Urteil vom 14. Juli 2011 
I. öffentlich-rechtliche Abteilung 
 
Besetzung 
Bundesrichter Fonjallaz, Präsident, 
Bundesrichter Aemisegger, Merkli, 
Gerichtsschreiber Forster. 
 
Verfahrensbeteiligte 
X.________, Beschwerdeführer, 
 
gegen 
 
Staatsanwaltschaft des Kantons Wallis, Amt der Region Oberwallis, Kantonstrasse 6, 3930 Visp, 
 
Y.________. 
 
Gegenstand 
Wechsel des Offizialverteidigers, 
 
Beschwerde gegen den Entscheid vom 23. März 2011 des Kantonsgerichts des Kantons Wallis, I. Strafrechtliche Abteilung, Präsident. 
 
Sachverhalt: 
 
A. 
Mit Urteil vom 23. Dezember 2010 sprach das Bezirksgericht Brig X.________ vom Vorwurf der Pornografie frei. Ein Freispruch mangels Schuldfähigkeit erfolgte sodann in den Anklagepunkten der mehrfachen Drohung, der versuchten und vollendeten Nötigung, der mehrfachen versuchten Gewalt und Drohung gegen Beamte, der Widerhandlungen gegen das Waffen- und das Betäubungsmittelgesetz sowie des Fahrens in fahrunfähigem Zustand. Gleichzeitig verfügte das Bezirksgericht gegen den Angeklagten eine stationäre therapeutische Massnahme in einer geeigneten psychiatrischen Einrichtung oder einer Massnahmenvollzugseinrichtung (mit anfänglichem Vollzug in einer geschlossenen Einrichtung oder einer geschlossenen Abteilung einer offenen Strafanstalt). Am 7./23. Februar 2011 erhob der Angeklagte gegen das erstinstanzliche Strafurteil die Berufung beim Kantonsgericht des Kantons Wallis. 
 
B. 
Mit Eingabe vom 28. Februar 2011 beantragte der Angeklagte für das hängige Berufungsverfahren die Auswechslung seines Offizialverteidigers. Mit Vernehmlassung vom 1. März 2011 schloss sich der amtliche Rechtsvertreter dem Gesuch an. Am 23. März 2011 wies das Kantonsgericht des Kantons Wallis, I. Strafrechtliche Abteilung, Präsident, das Gesuch ab. 
 
C. 
Gegen den Entscheid des Kantonsgerichtes vom 23. März 2011 gelangte X.________ mit einer auf 24. April 2011 datierten Beschwerde (Postaufgabe: 19. April 2011) an das Bundesgericht.

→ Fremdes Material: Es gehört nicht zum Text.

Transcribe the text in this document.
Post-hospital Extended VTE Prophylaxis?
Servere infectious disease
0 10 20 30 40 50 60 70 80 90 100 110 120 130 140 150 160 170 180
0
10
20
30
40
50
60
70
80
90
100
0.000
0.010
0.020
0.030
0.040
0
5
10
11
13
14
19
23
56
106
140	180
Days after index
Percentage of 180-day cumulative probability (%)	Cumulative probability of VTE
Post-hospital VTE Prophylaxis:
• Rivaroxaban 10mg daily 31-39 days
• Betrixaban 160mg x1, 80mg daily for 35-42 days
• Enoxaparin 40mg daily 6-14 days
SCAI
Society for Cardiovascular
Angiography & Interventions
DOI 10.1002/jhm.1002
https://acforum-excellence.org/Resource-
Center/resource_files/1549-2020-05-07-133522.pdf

Er beantragt sinngemäss die Aufhebung des angefochtenen Entscheides. 
 
Der Offizialverteidiger widersetzt sich der Fortführung des Mandates nicht und beantragt mit Stellungnahme vom 11. Mai 2011 die Abweisung der Beschwerde. Das Kantonsgericht liess sich am 28. April 2011 vernehmen. Von der Staatsanwaltschaft ist keine Vernehmlassung eingegangen. Der Beschwerdeführer replizierte am 18. Mai 2011. Am 29. Juni bzw. 1. Juli 2011 reichte die Mutter des Beschwerdeführers unaufgefordert diverse Eingaben ein, welche sich inhaltlich nicht auf den Gegenstand des angefochtenen Entscheides (Frage des Verteidigerwechsels) bezogen. 
 
Erwägungen: 
 
1. 
Beim angefochtenen Entscheid handelt es sich um einen (letztinstanzlichen kantonalen) verfahrensleitenden Zwischenentscheid in Strafsachen betreffend Nichtauswechslung des Offizialverteidigers im Berufungsverfahren. Zu prüfen ist, ob die Eintretensvoraussetzungen (von Art. 78 Abs. 1 und Art. 80 Abs. 1 i.V.m. Art. 93 Abs. 1 lit. a BGG) erfüllt sind. 
 
1.1 Sofern die Sachurteilsvoraussetzungen nicht ohne Weiteres aus den Akten ersichtlich werden, obliegt es grundsätzlich dem Beschwerdeführer darzulegen, inwiefern sie gegeben sind (vgl. BGE 133 II 249 E. 1.1 S. 251, 353 E. 1 S. 356). 
 
1.2 Als oberste rechtsprechende Behörde des Bundes soll sich das Bundesgericht in der Regel nur einmal mit der gleichen Streitsache befassen müssen. Nach ständiger Praxis zu Art. 93 Abs. 1 lit. a BGG ist ein Vor- oder Zwischenentscheid daher nur ausnahmsweise anfechtbar, sofern ein konkreter rechtlicher Nachteil droht, der auch durch einen (für die rechtsuchende Partei günstigen) Endentscheid nachträglich nicht mehr behoben werden könnte (BGE 135 I 261 E. 1.2 S. 263 mit Hinweisen). Der blosse Umstand, dass es sich beim aktuellen Offizialverteidiger nicht (oder nicht mehr) um den Wunsch- bzw. Vertrauensanwalt eines Beschuldigten handelt, schliesst eine wirksame und ausreichende Verteidigung nicht aus. Die Ablehnung eines Gesuches des Beschuldigten um Auswechslung des Offizialverteidigers begründet daher grundsätzlich keinen nicht wieder gutzumachenden Rechtsnachteil im Sinne des Gesetzes (BGE 135 I 261 E. 1.2 S. 263; 126 I 207 E. 2b S. 211; Urteile 1B_357/2010 vom 7. Januar 2011 E. 1.2.1-1.2.2; 1B_184/2009 vom 2. Juli 2009 E. 2.1-2.2). Anders kann der Fall liegen, wenn der amtliche Verteidiger seine Pflichten erheblich vernachlässigt (vgl. BGE 120 Ia 48 E. 2 S. 50 ff.), wenn die Strafjustizbehörden gegen den Willen des Beschuldigten und seines Offizialverteidigers dessen Abberufung anordnen (BGE 133 IV 335 E. 4 S. 339), oder wenn sie dem Beschuldigten verweigern, sich (zusätzlich zur Offizialverteidigung) auch noch durch einen Privatverteidiger vertreten zu lassen (BGE 135 I 261 E. 1.2-1.4 S. 264 f.).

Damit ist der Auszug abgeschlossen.